This is all far more complicated than you’ve realized so far. Even restricted *just* to numpy, all the possibilities amount to a cross-platform nightmare. Here from the numpy docs:

Python’s floating-point numbers are usually 64-bit floating-point numbers, nearly equivalent to np.float64. In some unusual situations it may be useful to use floating-point numbers with more precision. Whether this is possible in numpy depends on the hardware and on the development environment: specifically, x86 machines provide hardware floating-point with 80-bit precision, and while most C compilers provide this as their long double type, MSVC (standard for Windows builds) makes long double identical to double (64 bits). NumPy makes the compiler’s long double available as np.longdouble (and np.clongdouble for the complex numbers). You can find out what your numpy provides with np.finfo(np.longdouble).

NumPy does not provide a dtype with more precision than C’s long double; in particular, the 128-bit IEEE quad precision data type (FORTRAN’s REAL*16) is not available.

For efficient memory alignment, np.longdouble is usually stored padded with zero bits, either to 96 or 128 bits. Which is more efficient depends on hardware and development environment; typically on 32-bit systems they are padded to 96 bits, while on 64-bit systems they are typically padded to 128 bits. np.longdouble is padded to the system default; np.float96 and np.float128 are provided for users who want specific padding.

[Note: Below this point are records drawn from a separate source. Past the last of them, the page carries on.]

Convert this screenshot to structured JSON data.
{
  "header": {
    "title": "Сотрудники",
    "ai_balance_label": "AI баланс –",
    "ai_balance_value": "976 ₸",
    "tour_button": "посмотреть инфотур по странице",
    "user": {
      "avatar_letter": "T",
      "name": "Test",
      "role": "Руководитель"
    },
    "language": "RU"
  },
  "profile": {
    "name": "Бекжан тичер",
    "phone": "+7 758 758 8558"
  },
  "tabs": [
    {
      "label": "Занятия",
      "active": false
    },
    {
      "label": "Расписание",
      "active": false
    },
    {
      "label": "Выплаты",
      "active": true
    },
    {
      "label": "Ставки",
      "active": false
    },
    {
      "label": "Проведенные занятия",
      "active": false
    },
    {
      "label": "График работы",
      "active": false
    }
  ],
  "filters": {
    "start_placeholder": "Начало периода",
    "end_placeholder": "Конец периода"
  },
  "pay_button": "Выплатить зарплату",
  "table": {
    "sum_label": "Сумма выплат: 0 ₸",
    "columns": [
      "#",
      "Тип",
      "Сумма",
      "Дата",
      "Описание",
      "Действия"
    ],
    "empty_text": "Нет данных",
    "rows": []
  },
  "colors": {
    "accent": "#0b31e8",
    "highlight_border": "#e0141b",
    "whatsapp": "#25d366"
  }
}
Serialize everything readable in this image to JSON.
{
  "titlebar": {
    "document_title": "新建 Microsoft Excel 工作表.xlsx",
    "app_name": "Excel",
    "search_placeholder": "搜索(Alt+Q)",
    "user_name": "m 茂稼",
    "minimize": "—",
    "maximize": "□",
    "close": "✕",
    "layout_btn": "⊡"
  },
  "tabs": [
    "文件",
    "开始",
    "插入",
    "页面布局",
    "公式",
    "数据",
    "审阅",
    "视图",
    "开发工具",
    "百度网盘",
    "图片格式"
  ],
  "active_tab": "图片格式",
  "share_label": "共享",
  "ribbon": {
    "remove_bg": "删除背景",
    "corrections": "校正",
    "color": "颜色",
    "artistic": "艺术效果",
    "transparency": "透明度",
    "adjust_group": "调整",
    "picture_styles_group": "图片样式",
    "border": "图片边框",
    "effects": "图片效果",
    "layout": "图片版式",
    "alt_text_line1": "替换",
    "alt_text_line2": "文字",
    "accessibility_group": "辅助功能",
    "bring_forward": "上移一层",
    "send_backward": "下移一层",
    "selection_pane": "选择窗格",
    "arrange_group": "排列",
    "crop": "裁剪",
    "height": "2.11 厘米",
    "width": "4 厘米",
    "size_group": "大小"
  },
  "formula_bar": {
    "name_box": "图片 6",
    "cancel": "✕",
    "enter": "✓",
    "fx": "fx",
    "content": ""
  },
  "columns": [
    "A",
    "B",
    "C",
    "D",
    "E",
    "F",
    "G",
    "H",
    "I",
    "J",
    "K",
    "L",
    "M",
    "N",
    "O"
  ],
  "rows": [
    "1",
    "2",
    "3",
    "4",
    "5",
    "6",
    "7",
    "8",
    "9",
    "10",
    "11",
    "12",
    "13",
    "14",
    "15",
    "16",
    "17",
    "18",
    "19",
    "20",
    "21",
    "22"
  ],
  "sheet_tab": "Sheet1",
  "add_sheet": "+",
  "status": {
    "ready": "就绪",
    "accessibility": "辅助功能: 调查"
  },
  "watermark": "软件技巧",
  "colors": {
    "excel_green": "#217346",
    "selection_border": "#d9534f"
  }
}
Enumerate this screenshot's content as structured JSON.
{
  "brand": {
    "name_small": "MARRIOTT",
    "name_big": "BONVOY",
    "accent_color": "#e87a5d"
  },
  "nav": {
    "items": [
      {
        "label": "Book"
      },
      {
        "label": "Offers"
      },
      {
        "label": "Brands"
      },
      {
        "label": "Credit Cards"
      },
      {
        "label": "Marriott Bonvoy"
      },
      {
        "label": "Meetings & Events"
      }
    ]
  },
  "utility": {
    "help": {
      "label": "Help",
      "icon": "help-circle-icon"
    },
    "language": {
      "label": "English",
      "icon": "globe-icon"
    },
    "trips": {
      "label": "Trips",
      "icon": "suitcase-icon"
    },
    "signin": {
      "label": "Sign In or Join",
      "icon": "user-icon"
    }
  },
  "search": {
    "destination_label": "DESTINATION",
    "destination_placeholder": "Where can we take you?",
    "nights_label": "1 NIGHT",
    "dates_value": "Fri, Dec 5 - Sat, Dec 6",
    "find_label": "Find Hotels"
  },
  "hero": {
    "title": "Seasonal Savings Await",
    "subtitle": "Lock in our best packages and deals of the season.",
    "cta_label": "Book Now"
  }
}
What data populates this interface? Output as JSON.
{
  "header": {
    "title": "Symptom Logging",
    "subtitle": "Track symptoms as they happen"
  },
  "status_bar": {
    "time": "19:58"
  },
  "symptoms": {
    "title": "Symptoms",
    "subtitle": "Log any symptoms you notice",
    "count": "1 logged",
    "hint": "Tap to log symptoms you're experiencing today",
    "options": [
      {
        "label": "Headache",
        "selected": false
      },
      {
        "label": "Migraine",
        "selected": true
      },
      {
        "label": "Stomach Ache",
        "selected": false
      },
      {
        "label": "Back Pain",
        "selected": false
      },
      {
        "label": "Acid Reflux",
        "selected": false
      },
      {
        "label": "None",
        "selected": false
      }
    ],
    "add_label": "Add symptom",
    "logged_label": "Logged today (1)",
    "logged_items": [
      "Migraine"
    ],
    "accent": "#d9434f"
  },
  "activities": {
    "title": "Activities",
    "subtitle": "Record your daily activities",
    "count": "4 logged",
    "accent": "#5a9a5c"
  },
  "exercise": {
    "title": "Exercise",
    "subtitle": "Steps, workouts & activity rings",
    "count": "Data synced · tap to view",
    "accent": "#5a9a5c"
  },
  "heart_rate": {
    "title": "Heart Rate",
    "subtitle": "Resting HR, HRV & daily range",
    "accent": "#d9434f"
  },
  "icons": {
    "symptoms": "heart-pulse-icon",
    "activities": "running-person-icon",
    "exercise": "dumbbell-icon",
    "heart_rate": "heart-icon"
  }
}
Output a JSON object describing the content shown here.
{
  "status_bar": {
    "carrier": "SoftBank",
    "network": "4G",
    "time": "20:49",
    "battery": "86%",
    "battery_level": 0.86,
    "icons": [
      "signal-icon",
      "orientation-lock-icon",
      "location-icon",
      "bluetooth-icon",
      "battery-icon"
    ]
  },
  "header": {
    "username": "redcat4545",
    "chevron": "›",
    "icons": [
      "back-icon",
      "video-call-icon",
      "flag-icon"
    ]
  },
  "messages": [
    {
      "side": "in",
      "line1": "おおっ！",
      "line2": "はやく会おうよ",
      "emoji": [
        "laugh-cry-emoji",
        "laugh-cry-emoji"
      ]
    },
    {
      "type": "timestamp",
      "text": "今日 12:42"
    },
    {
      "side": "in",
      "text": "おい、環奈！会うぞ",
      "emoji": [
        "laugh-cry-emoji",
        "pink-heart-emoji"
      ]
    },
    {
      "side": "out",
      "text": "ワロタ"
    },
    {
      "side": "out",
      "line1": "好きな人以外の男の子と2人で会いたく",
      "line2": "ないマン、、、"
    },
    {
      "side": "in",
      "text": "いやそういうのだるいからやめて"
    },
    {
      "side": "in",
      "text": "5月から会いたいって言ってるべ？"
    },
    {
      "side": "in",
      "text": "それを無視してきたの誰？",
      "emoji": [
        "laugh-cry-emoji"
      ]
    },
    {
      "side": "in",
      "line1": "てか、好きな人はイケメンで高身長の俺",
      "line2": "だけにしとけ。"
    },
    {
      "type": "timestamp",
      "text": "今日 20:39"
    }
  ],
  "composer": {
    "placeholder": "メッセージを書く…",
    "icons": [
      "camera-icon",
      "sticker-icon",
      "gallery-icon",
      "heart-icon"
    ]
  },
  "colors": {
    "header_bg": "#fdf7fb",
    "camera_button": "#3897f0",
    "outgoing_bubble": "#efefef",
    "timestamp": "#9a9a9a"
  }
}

In spite of the names, np.float96 and np.float128 provide only as much precision as np.longdouble, that is, 80 bits on most x86 machines and 64 bits in standard Windows builds.

Be warned that even if np.longdouble offers more precision than python float, it is easy to lose that extra precision, since python often forces values to pass through float. For example, the % formatting operator requires its arguments to be converted to standard python types, and it is therefore impossible to preserve extended precision even if many decimal places are requested. It can be useful to test your code with the value 1 + np.finfo(np.longdouble).eps.

My advice to stick to decimal strings, when working with oddball float formats, wasn’t casual or uninformed . If you want to work with custom binary float precisions, as already explained `mpmath`

makes that easy in Python.

For the future, there is no constituency for oddball float precisions among CPython core developers, and it would be a miracle if that changed. It’s self-evident (from history) that not even the `numpy`

folks have cared enough to contribute relevant changes to the CPython core. And, no, I’m not going to give my time to it either - while I routinely use high-precision floats (both binary and decimal), current packages already make that easy.

I’m not clear on what you’re asking there. The word “format” doesn’t really make sense to me unless you’re talking about formatting a float as a string. That code is very long and complex. For example, CPython’s Python/dtoa.c is close to 3 thousand lines of some of the most demanding C code you’ll ever see.